Doch es geht bei dem Vorgang ohnehin nicht um Fakten, glaubt CNN. «Trump und seine Verbündeten kehren zur bekannten Strategie zurück: Die Fläche mit Unsinn fluten», titelt der Medien-Riese. Michael Cohen, der frühere Anwalt und Problemlöser Trumps, ist sich dagegen sicher, dass das FBI gute Gründe für die Durchsuchung hat.
«Das sind nicht die Liebesbriefe von Kim Jong-un oder Wladimir Putin», sagt er dem Sender MSNBC. «Darum drehen sich die Dokumente nicht.» Cohen würde gern Beweise für die These sehen, Trump habe die Akten freigegeben, bevor er sie mitgenommen habe. «Er wird dann behaupten, ich habe jemandem aufgetragen, es zu tun. Er wird nach jemandem suchen, dem er die Schuld geben kann. Jeder ist schuld, ausser er selbst.»
Trump oder Merrick Garland?
Problematisch sei für den 45. Präsidenten die Tatsache, dass er verpfiffen worden ist. «Er ist nicht sicher, ob es [seine Ehefrau] Melania ist. Er ist nicht sicher, ob es nicht eines der Kinder war. Die Sache mit [Schwiegersohn Jared] Kushner kommt mir komisch vor: Er war im Weissen Haus der Sekretär von allem.» Doch wenn es um die Justiz geht, bleibt der Mann von Ivanka Trump aussen vor, spekuliert Cohen darüber, dass der 41-Jährige der Maulwurf sein könnte.
Doch ist nun vollkommen auszuschliessen, dass sich die Behörden einen Fehler erlaubt haben? Nein, sagt der konservative CNN-Moderator Scott Jennings: «Diese Sache kann nur auf zwei Arten enden», so der frühere Berater von George W. Bush: «[Trump] wird angeklagt, oder Merrick Garland muss zurücktreten.» Jennings argumentiert: Entweder der Justizminister hatte einen guten Grund, oder er ist klar zu weit gegangen.
Weil nicht bekannt ist, was für geheime Dokumente mitgenommen worden sein sollen – und weil das angesichts der Geheimhaltung auch nicht öffentlich werden wird, bleibt Raum für Spekulationen. Führende Demokraten haben deshalb Avril Haines angeschrieben: Die Direktorin der nationalen Nachrichtendienste soll mit Blick auf die Akten einen Schadensbericht erstellen.
In der Republikanischen Partei schadet der Vorgang Trump nicht. Im Gegenteil: In Umfragen hat der 76-Jährige zehn Prozentpunkte auf seinen grössten parteiinternen Widersacher Ron DeSantis gutgemacht.
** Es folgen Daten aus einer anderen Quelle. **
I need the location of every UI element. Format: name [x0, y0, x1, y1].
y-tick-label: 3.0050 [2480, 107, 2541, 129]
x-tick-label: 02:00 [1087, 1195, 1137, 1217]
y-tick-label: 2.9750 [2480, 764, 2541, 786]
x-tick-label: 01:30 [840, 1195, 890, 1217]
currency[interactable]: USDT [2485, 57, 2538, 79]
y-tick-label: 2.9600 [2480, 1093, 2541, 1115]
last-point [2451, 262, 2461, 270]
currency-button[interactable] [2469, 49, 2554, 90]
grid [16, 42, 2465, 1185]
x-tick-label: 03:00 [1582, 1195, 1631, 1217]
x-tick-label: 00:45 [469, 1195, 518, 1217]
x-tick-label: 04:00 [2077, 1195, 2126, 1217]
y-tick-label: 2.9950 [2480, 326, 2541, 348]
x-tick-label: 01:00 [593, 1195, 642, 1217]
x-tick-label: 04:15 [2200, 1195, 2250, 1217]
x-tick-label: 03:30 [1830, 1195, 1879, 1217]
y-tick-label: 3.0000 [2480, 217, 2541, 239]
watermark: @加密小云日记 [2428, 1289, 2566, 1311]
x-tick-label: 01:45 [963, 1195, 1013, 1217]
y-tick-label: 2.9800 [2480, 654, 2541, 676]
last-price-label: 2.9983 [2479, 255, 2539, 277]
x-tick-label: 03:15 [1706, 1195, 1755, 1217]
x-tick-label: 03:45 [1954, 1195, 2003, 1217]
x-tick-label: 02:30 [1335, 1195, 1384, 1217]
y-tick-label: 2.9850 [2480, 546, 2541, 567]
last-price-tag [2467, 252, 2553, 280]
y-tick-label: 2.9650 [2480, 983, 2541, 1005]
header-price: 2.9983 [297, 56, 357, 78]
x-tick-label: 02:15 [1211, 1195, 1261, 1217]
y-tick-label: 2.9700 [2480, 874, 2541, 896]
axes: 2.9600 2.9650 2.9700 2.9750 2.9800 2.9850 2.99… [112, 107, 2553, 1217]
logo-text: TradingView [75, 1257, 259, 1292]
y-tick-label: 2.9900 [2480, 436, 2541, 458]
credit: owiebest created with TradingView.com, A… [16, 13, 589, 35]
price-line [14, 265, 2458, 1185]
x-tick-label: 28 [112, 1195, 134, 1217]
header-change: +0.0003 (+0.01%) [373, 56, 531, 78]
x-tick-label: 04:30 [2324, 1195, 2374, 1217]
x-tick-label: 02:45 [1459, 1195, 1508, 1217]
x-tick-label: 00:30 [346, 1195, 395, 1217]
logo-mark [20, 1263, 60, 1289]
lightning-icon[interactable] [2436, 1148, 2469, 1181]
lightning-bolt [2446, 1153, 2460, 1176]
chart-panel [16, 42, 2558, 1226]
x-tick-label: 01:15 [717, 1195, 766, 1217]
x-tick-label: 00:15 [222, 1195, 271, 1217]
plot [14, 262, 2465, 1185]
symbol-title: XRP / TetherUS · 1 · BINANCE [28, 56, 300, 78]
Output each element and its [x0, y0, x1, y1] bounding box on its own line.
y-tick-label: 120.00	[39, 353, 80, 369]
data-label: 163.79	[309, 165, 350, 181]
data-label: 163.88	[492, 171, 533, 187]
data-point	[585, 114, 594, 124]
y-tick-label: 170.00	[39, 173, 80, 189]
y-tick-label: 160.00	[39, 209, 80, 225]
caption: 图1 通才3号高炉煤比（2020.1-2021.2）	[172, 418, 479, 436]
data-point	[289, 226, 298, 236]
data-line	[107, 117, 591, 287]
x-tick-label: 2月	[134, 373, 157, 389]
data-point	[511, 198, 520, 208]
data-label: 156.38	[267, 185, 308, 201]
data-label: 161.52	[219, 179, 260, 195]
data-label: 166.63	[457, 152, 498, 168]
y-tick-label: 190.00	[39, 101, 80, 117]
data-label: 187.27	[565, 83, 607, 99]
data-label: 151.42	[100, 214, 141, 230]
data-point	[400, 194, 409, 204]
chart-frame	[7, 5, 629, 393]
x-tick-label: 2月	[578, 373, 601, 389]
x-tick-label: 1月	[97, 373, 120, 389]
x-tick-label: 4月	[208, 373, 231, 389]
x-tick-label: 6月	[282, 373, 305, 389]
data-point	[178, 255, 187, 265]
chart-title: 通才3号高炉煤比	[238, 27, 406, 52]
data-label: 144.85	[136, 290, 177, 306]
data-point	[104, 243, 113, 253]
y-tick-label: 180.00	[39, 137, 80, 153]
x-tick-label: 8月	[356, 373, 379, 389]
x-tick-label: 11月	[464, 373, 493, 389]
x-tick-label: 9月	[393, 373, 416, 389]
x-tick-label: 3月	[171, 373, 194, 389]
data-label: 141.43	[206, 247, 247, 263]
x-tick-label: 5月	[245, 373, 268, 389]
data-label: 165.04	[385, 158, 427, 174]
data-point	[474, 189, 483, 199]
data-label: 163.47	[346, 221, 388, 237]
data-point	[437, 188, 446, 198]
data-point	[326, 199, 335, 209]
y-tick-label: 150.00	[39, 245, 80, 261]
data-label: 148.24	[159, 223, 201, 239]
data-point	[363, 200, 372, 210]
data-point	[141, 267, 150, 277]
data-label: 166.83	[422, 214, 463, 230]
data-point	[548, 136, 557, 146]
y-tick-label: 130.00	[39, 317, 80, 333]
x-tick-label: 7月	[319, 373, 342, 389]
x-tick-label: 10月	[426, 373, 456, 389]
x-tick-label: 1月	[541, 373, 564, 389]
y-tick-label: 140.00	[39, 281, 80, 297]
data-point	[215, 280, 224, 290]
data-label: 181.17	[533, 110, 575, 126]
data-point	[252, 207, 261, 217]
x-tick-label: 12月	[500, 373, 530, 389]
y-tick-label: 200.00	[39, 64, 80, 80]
Doch andererseits verbessern sich auch die Umfragewerte der Demokraten, nachdem die Benzinpreise und die Inflation sinken, Joe Biden einige Gesetze durchgebracht und der Oberste Gerichtshof die Spielregeln bei der Abtreibung geändert hat.
Trump wird froh sein, dass die Demokraten nicht mehr die Schlagzeilen beherrschen. Ob es sich auszahlt, dass er mal wieder die Diskussionen beherrscht, wird sich zeigen.